Top consumer companies’ palm oil sustainability claims go up in flames
Consumer goods companies Unilever, Mondelez, Nestle, and Procter & Gamble (P&G), and top palm oil traders including Wilmar are buying palm oil from producers linked to thousands of fire hotspots in Indonesia this year, according to new analysis by Greenpeace International. The companies are even buying from individual palm oil concessions under public investigation for illegal fires.
Unilever, Mondelez, Nestle, and P&G are each linked to up to 10,000 fire hotspots, as they buy from palm oil producer groups with the highest numbers of fire hotpots in 2019. The palm oil traders Wilmar, Cargill, Musim Mas, and Golden-Agri Resources (GAR) have extensive links to this year’s fires in Indonesia and together supply more than three-quarters of global palm oil. The new analysis shows extensive overlap among these companies and the palm oil producer groups with the largest burned areas in 2015-2018.
“Companies have created a facade of sustainability. But the reality is that they source from the very worst offenders across the board.
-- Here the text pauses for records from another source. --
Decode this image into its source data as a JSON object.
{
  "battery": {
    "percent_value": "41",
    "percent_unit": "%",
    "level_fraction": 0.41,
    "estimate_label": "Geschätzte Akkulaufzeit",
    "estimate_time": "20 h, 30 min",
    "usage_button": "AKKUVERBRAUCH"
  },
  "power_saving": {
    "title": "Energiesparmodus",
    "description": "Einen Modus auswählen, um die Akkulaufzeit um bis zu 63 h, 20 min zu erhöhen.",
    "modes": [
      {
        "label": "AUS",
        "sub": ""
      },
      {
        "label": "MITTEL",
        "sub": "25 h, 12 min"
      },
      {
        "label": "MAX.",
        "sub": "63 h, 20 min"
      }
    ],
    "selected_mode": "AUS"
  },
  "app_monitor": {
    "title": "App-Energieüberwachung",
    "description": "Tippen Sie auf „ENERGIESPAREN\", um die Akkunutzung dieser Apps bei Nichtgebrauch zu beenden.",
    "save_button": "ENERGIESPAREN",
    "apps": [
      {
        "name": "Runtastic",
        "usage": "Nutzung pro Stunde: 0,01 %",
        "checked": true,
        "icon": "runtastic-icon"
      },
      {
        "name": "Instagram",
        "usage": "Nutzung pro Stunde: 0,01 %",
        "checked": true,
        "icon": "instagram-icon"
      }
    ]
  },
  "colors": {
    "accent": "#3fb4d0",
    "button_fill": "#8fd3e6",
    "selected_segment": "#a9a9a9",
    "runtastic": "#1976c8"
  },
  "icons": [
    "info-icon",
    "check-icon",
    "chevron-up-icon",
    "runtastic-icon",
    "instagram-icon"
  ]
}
The companies responsible for the fires and those who financially benefit from them should be held accountable for these environmental atrocities and the devastating health impacts caused by the fires,” said Annisa Rahmawati, Senior Forest Campaigner at Greenpeace Indonesia.
According to reports, more than 900,000 people in Indonesia have suffered acute respiratory infections due to the smoke haze from this year’s fires, and nearly 10 million children are at risk of lifelong physical and cognitive damages due to air pollution. Between 1 January to 22 October 2019, the fires released an estimated 465 megatonnes of CO2, which is close to the UK’s total annual greenhouse gas emissions.
The new findings come as companies gather for the Roundtable on Sustainable Palm Oil (RSPO) meetings in Thailand. This body certifies palm oil as sustainable and “no burning” is a key criteria. Yet more than two-thirds of the producer groups linked to recurrent fires and all of the traders and consumer companies analysed by Greenpeace are RSPO members, some even board members.
Global companies have made commitments to stop deforestation by 2020, but instead, forest loss has accelerated, and commodity-driven deforestation is the highest driver. Greenpeace recently stepped back from a process with Unilever, Mondelez and Wilmar to create a monitoring platform for Indonesian palm oil due to their repeated failures to take the necessary action to achieve zero deforestation.
Governments around the world have yet to take serious actions against companies or goods linked to the fires. Greenpeace is calling for the companies responsible for and profiting from the fires to be held accountable.